Eduquer à la citoyenneté comme éthique publique

Cinzia Mion

 

Qu’en Italie il y ait un profond déficit public n’est pas une nouveauté. Et non plus qu’un tel déficit s’aggrave tandis que se succèdent les gouvernements, les époques et plusieurs « tangentópolis » (expression italienne née dans les années 90 signifiant ville des pots-de-vin), installant aussi la conviction que rien ne peut être fait pour contrecarrer une telle dérive.
Dans le meilleur des cas, c’est une nouveauté de rencontrer quelqu’un qui ose encore s’indigner ou définir la nécessité d’éduquer à l’éthique publique comme un thème révolutionnaire. L’adaptation à l’odeur de la corruption et de l'injustice sociale est si forte qu’il devient rare de rencontrer quelqu’un qui trouve  cet aspect de la société italienne dangereux pour la démocratie.
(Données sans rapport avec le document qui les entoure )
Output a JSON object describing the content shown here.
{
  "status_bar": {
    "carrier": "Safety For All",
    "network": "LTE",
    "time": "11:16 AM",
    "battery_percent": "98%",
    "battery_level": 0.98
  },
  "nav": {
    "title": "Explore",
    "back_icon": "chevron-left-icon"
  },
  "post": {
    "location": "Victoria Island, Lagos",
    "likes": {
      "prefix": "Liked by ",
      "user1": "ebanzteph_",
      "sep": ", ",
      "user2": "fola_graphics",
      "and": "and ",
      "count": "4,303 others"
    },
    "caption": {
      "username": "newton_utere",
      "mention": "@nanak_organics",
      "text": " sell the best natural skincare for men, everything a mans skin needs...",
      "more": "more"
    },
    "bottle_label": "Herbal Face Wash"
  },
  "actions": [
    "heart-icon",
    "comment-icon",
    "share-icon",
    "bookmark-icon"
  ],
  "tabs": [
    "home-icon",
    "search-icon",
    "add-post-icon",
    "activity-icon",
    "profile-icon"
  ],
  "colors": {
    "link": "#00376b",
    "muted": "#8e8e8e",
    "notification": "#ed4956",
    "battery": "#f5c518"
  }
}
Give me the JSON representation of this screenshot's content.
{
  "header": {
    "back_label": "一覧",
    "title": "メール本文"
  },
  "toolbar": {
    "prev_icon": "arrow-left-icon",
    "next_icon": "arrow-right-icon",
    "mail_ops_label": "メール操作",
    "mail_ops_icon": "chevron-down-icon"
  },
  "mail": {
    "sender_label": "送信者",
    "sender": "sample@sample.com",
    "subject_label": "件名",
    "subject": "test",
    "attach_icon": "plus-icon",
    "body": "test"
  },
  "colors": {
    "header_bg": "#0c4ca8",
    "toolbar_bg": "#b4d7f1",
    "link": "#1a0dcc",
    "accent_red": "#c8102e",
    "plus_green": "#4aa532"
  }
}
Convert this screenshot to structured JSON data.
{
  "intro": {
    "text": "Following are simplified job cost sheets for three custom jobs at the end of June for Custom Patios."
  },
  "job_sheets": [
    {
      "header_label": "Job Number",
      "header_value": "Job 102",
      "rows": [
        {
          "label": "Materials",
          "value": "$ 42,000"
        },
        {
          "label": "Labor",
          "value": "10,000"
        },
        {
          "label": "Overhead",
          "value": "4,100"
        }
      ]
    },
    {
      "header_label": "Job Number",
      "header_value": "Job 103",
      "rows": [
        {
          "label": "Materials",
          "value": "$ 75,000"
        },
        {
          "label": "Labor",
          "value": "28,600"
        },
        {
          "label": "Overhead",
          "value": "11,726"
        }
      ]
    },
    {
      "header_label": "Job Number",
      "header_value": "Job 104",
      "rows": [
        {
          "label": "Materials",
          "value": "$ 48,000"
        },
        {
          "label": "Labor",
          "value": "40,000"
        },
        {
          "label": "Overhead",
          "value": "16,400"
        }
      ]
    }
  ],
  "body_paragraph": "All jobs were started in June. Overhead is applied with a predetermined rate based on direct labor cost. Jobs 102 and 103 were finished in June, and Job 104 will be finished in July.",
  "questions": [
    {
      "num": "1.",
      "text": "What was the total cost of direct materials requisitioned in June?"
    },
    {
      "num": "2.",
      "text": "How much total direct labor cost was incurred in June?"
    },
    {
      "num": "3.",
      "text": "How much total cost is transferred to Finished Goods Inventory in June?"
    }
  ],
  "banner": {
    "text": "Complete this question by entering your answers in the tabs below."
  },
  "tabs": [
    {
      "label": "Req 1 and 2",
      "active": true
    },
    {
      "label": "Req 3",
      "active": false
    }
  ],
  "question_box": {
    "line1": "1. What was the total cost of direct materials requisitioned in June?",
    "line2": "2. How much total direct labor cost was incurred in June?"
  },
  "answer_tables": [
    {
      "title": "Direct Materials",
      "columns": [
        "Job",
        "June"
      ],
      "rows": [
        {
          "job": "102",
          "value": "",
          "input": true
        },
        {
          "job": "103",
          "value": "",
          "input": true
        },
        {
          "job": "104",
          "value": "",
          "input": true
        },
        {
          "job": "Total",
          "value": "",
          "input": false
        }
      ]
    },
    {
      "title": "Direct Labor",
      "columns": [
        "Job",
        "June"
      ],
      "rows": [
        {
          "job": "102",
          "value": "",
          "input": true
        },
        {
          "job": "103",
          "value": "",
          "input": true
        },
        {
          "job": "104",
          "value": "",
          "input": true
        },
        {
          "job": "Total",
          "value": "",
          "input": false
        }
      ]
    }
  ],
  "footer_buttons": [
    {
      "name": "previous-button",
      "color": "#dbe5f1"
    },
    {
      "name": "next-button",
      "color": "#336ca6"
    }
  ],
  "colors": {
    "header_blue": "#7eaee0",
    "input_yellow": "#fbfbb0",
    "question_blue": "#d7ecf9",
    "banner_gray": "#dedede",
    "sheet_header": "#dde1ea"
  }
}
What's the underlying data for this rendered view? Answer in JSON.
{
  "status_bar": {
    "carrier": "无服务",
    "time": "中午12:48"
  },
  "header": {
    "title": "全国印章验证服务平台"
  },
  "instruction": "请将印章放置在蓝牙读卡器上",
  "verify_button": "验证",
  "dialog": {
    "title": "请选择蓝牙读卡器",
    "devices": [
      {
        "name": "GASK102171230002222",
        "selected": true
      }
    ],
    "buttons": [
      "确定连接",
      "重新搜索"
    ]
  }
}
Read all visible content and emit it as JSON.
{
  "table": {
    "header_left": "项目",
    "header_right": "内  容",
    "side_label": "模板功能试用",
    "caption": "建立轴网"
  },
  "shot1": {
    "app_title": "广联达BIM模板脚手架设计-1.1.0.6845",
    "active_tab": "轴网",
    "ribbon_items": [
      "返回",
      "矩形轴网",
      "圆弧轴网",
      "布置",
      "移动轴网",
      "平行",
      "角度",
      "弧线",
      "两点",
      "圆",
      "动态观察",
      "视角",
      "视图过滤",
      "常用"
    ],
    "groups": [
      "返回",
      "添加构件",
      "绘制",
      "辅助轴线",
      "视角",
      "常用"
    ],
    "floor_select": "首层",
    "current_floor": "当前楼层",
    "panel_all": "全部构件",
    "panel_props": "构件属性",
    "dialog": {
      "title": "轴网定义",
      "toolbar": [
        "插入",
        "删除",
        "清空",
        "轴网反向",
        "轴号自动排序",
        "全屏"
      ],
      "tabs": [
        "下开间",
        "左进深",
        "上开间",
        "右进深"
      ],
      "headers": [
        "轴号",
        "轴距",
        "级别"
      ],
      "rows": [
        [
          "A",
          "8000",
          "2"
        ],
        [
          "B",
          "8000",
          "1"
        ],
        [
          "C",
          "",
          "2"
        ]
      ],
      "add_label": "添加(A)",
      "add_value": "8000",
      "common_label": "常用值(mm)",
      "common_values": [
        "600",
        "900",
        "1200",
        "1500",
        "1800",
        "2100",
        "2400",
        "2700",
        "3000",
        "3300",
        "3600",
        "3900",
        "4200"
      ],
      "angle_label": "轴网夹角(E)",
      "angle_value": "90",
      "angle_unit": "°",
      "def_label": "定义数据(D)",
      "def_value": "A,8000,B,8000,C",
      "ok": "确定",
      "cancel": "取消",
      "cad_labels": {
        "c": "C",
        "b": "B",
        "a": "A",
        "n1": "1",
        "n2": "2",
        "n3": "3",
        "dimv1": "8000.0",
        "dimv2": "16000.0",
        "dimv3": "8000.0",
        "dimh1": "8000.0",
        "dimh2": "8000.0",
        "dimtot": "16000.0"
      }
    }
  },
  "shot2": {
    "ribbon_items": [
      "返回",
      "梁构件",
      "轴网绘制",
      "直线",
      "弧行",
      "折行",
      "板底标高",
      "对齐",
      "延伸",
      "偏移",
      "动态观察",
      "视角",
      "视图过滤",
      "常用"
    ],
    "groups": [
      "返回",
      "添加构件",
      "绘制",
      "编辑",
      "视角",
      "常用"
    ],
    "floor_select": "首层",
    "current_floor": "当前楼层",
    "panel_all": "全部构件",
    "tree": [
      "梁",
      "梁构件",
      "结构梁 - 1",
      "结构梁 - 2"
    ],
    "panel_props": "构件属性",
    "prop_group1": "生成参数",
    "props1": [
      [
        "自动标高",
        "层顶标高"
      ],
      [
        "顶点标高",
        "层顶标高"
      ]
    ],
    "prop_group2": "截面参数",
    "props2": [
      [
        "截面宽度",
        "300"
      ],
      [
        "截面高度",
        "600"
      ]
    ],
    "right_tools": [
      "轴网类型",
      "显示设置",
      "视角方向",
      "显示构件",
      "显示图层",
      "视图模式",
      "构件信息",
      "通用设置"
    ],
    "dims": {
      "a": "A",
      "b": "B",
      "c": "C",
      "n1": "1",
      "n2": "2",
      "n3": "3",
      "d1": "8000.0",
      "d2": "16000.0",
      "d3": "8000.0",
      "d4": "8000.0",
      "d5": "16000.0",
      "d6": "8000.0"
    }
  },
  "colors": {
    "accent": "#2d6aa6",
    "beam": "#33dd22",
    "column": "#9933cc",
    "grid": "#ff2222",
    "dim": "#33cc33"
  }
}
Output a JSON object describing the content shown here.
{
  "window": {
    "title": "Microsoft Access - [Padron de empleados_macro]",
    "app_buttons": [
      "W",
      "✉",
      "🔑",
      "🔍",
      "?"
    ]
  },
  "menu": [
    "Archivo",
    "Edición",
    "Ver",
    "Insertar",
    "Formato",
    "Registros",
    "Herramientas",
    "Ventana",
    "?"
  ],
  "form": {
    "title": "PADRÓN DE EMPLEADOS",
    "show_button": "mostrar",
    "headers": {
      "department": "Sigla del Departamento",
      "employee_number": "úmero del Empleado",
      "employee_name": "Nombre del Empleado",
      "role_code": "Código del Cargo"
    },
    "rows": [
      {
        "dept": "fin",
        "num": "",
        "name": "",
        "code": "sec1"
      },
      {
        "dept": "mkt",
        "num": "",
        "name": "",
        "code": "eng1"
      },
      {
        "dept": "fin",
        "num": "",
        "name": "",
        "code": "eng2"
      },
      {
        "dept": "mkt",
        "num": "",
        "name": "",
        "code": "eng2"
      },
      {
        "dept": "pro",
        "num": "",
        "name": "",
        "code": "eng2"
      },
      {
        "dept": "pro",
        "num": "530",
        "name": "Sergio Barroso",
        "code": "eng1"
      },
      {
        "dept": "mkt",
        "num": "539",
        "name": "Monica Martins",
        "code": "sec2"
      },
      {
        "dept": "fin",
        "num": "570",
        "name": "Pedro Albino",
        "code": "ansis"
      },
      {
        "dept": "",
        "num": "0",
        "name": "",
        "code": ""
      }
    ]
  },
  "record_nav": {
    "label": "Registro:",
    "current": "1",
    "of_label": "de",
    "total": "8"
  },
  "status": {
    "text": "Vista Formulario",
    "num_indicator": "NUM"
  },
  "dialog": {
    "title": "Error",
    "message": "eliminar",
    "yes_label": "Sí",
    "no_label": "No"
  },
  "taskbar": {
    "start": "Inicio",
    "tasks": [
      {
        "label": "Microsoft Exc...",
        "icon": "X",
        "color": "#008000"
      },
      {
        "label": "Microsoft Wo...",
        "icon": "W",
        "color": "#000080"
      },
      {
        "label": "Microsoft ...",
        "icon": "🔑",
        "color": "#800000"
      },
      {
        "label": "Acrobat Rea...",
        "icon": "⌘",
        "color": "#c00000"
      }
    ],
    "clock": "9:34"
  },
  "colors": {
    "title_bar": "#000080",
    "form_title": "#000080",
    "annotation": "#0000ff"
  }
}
Il est novateur de penser que le remède à une telle maladie, qu' Edward Banfield avait déjà définie dans les années cinquante comme le « familismo amoral » (en italien dans le texte), puisse démarrer à l’école et non pas à partir de la famille qui est en général dans l'impossibilité d'auto-percevoir son attitude pathologique. De plus, la famille doit être impliquée dans le projet d’éducation à la citoyenneté comme éthique publique après que les enseignants aient bien compris la question, notamment avoir bien compris qu'il ne s'agit pas de l'éthique en général ou de la morale privée, celles pour lesquelles les maîtres ont toujours été considérés comme les paladins.
Et cela, jusqu'à acquérir  la conscience que l'éthique publique va bien au-delà de ces thèmùes.
Nous chercherons à analyser par conséquent quelques aspects du déficit en question, et nous essaierons ensuite de définir des stratagèmes éducatifs pour obtenir une connaissance acceptable du problème, avec l'objectif de déterminer une inversion de tendance souhaitable.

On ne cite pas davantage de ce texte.